Morton didn’t really train on, as they say in horse-racing circles, and effectively bowed out with the New York Dolls’s second album, Too Much Too Soon, in 1974. In between the Shangs and the Dolls, however, he produced the first Vanilla Fudge album, which has always seemed to me to be another pop-art classic: it’s the one in which they take a series of rock and soul classics — “Ticket to Ride”, “You Keep Me Hangin’ On”, “Bang Bang”, “She’s Not There”, “Eleanor Rigby” etc — and slow them right down in order to extract maximum melodrama.

They were a Long Island band with roots in soul and R&B, like the Young Rascals, with whom Morton also did some advisory work, and in Mark Stein they had a devastatingly powerful singer/organist. I saw them at Nottingham University in 1967, the year the album was released, and they were simply perfect. They did the album, of course, but they added a couple more songs which, perversely, they speeded up: I forget the identity of one (it might have been “Gimme Some Lovin'”) but the other was definitely the Yardbirds’ “For Your Love”. It was a great, great gig — but without Morton’s help, they’d probably never have made it out of the Long Island bars.

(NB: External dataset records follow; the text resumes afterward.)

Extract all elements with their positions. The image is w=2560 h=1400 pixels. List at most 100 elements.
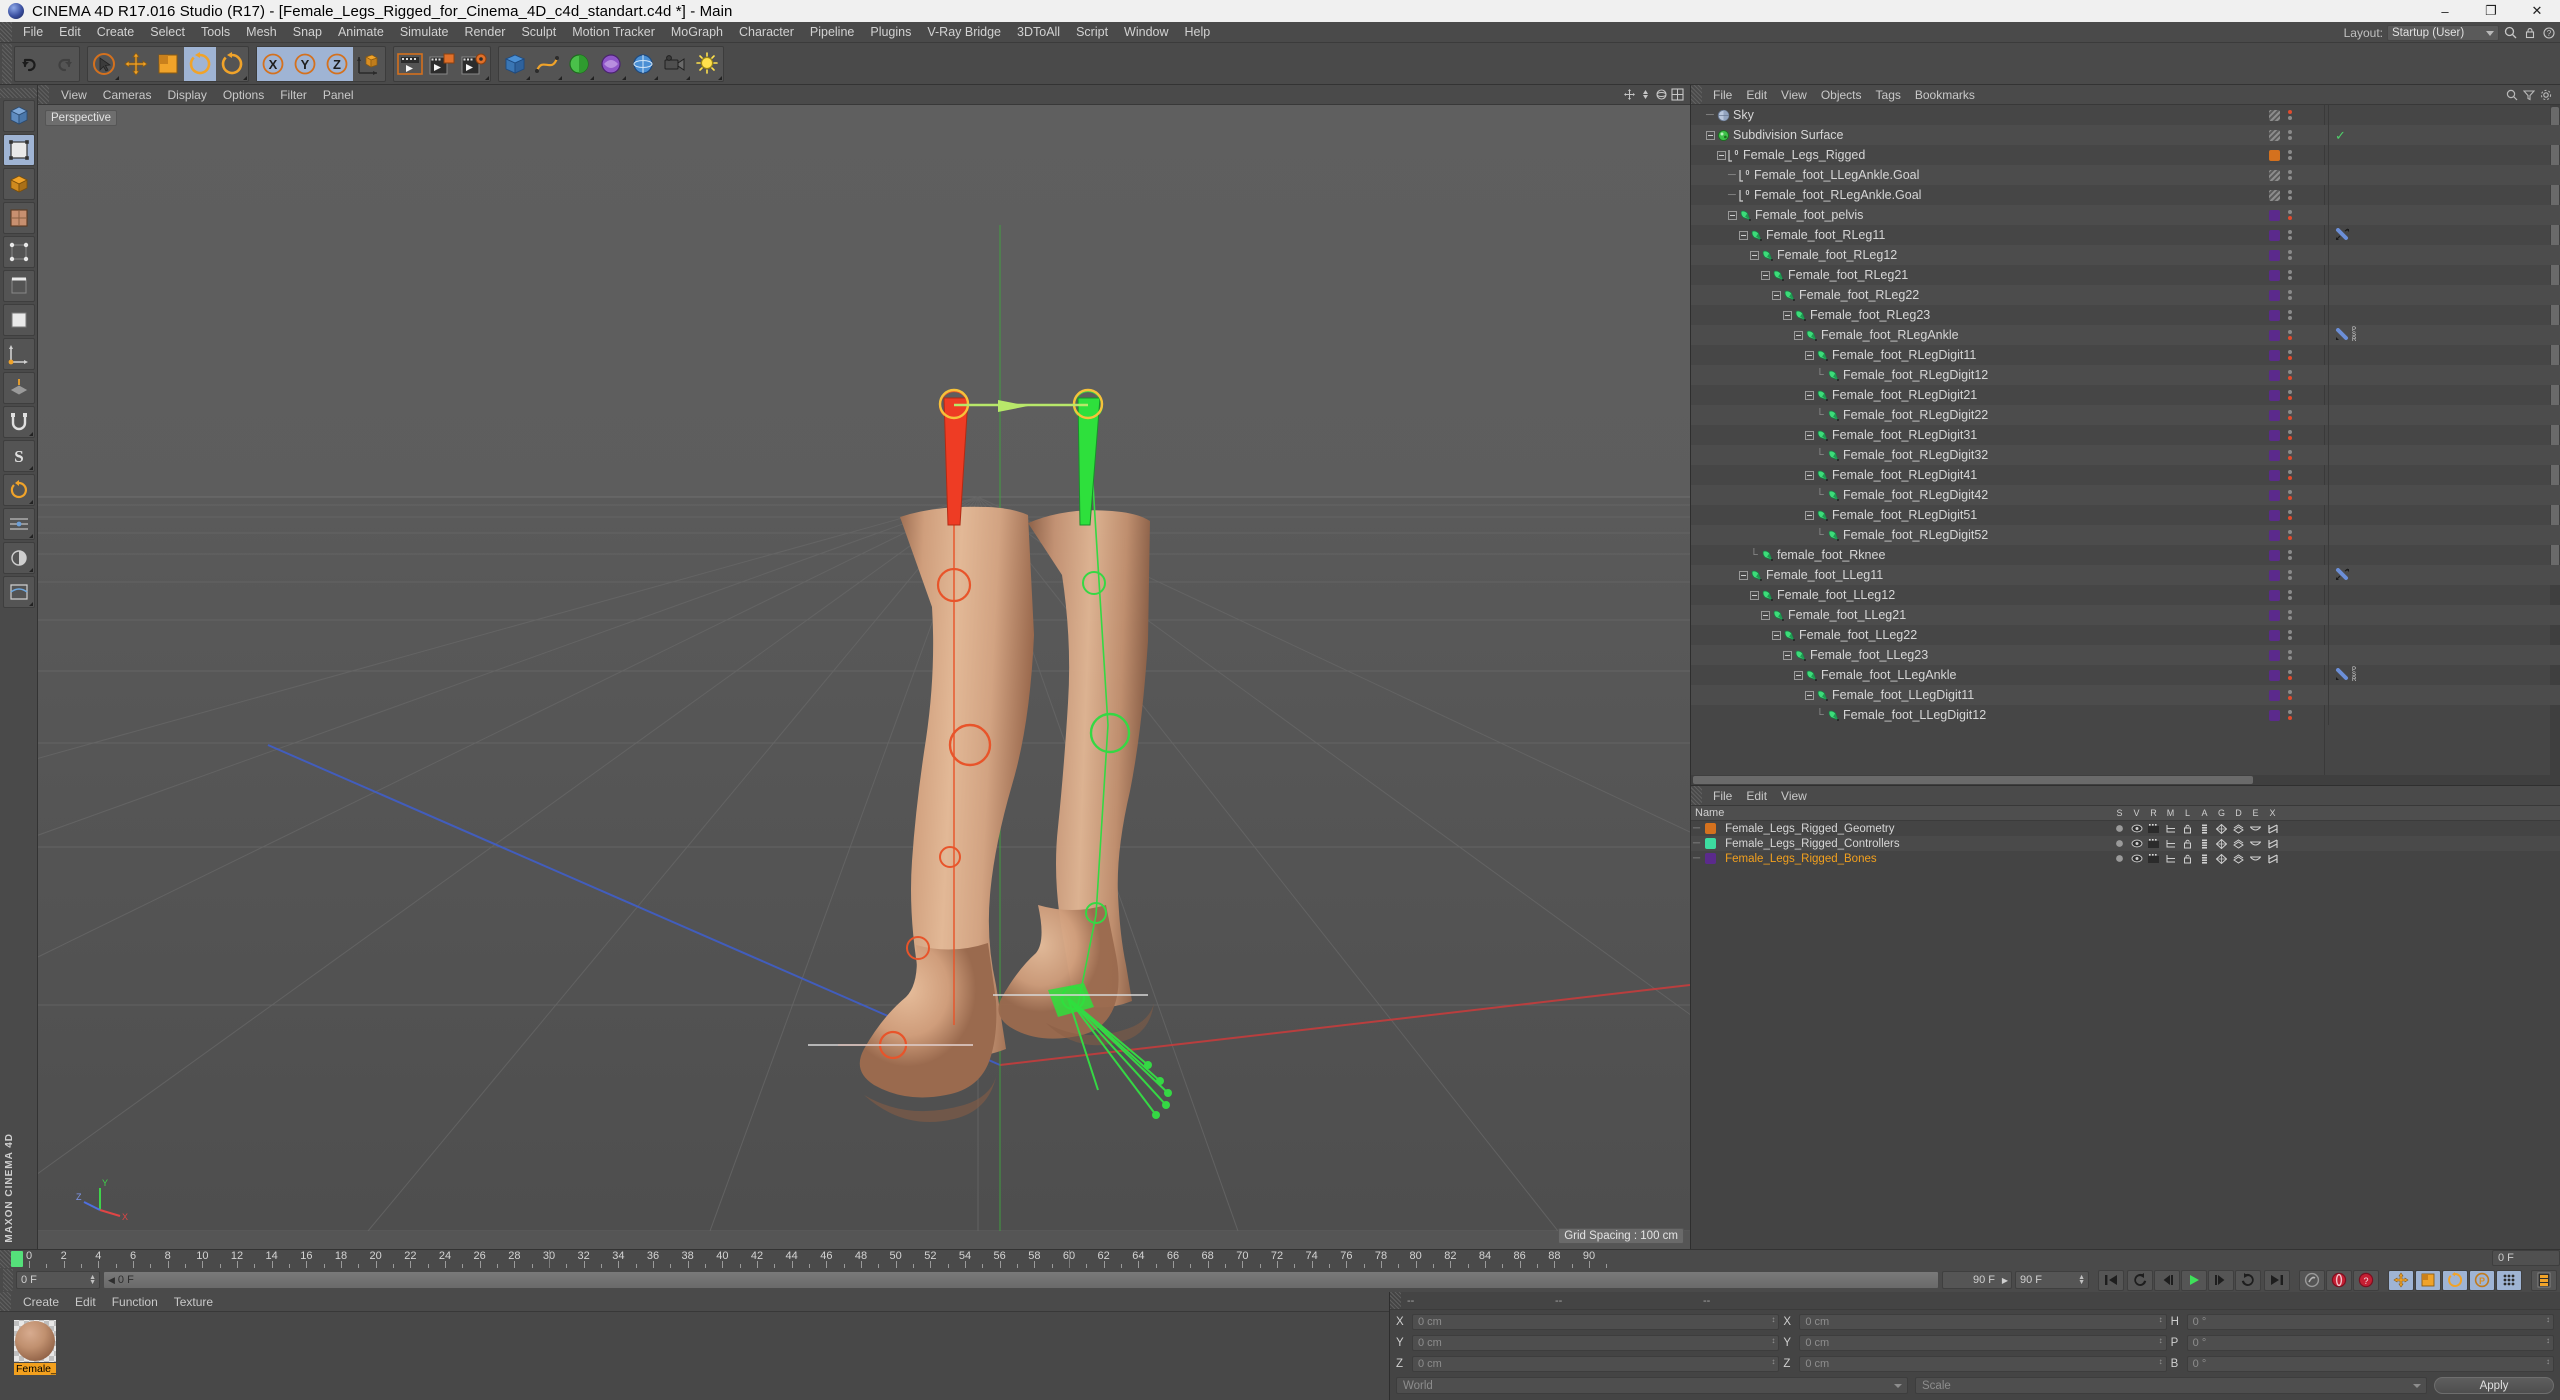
ik-tag-icon[interactable]	[2335, 228, 2350, 242]
tag-cell[interactable]	[2328, 405, 2556, 425]
object-menu-objects[interactable]: Objects	[1814, 85, 1869, 105]
visibility-dot[interactable]	[2288, 216, 2292, 220]
visibility-dots[interactable]	[2286, 290, 2294, 300]
position-x-field[interactable]: 0 cm ↕	[1412, 1313, 1780, 1330]
tag-cell[interactable]	[2328, 265, 2556, 285]
tag-cell[interactable]: ✓	[2328, 125, 2556, 145]
layer-color-swatch[interactable]	[2269, 249, 2280, 261]
tag-cell[interactable]	[2328, 465, 2556, 485]
undo-button[interactable]	[15, 47, 47, 81]
layer-color-swatch[interactable]	[2269, 369, 2280, 381]
timeline-ticks[interactable]: 0246810121416182022242628303234363840424…	[11, 1250, 2488, 1268]
render-view-button[interactable]	[394, 47, 426, 81]
menu-window[interactable]: Window	[1116, 22, 1176, 43]
layer-toggle-v[interactable]	[2128, 854, 2145, 863]
tag-cell[interactable]	[2328, 285, 2556, 305]
visibility-dots[interactable]	[2286, 630, 2294, 640]
layer-column-l[interactable]: L	[2179, 808, 2196, 818]
psr-constraint-tag-icon[interactable]: PSR	[2352, 327, 2356, 343]
object-tree-row[interactable]: ─ 0 Female_foot_RLegAnkle.Goal	[1691, 185, 2560, 205]
autokeying-button[interactable]: ?	[2353, 1269, 2379, 1291]
visibility-dot[interactable]	[2288, 576, 2292, 580]
tag-cell[interactable]	[2328, 585, 2556, 605]
parameter-key-toggle[interactable]: P	[2469, 1269, 2495, 1291]
visibility-dot[interactable]	[2288, 510, 2292, 514]
tag-cell[interactable]	[2328, 305, 2556, 325]
visibility-dots[interactable]	[2286, 110, 2294, 120]
object-menu-view[interactable]: View	[1774, 85, 1814, 105]
viewport-menu-filter[interactable]: Filter	[272, 85, 315, 105]
go-to-start-button[interactable]	[2098, 1269, 2124, 1291]
lock-icon[interactable]	[2522, 25, 2537, 40]
layer-color-swatch[interactable]	[2269, 569, 2280, 581]
tag-cell[interactable]	[2328, 425, 2556, 445]
visibility-dot[interactable]	[2288, 690, 2292, 694]
tag-cell[interactable]	[2328, 705, 2556, 725]
visibility-dot[interactable]	[2288, 270, 2292, 274]
layer-toggle-s[interactable]	[2111, 854, 2128, 863]
menu-help[interactable]: Help	[1177, 22, 1219, 43]
layer-toggle-d[interactable]	[2230, 853, 2247, 864]
menu-plugins[interactable]: Plugins	[862, 22, 919, 43]
layer-menu-edit[interactable]: Edit	[1739, 786, 1774, 806]
redo-button[interactable]	[47, 47, 79, 81]
viewport-menu-panel[interactable]: Panel	[315, 85, 362, 105]
spinner-icon[interactable]: ↕	[1771, 1315, 1775, 1323]
visibility-dots[interactable]	[2286, 270, 2294, 280]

There’s an excellent New York Times obituary by Margalit Fox here — it reveals that Morton was born in Richmond, Virginia, which explains the Southern drawl, and includes the information that he ended up designing golf clubs. Here is a link to a fine interview (in two parts) conducted by my old friend Lenny Kaye, published in the Melody Maker and now available via the essential http://www.rocksbackpages.com (you’ll need to register). It’s from 1974, when Morton was in the studio with the Dolls (and Lenny had yet to find fame with Patti Smith). “I knew the music business couldn’t exist without me,” he said.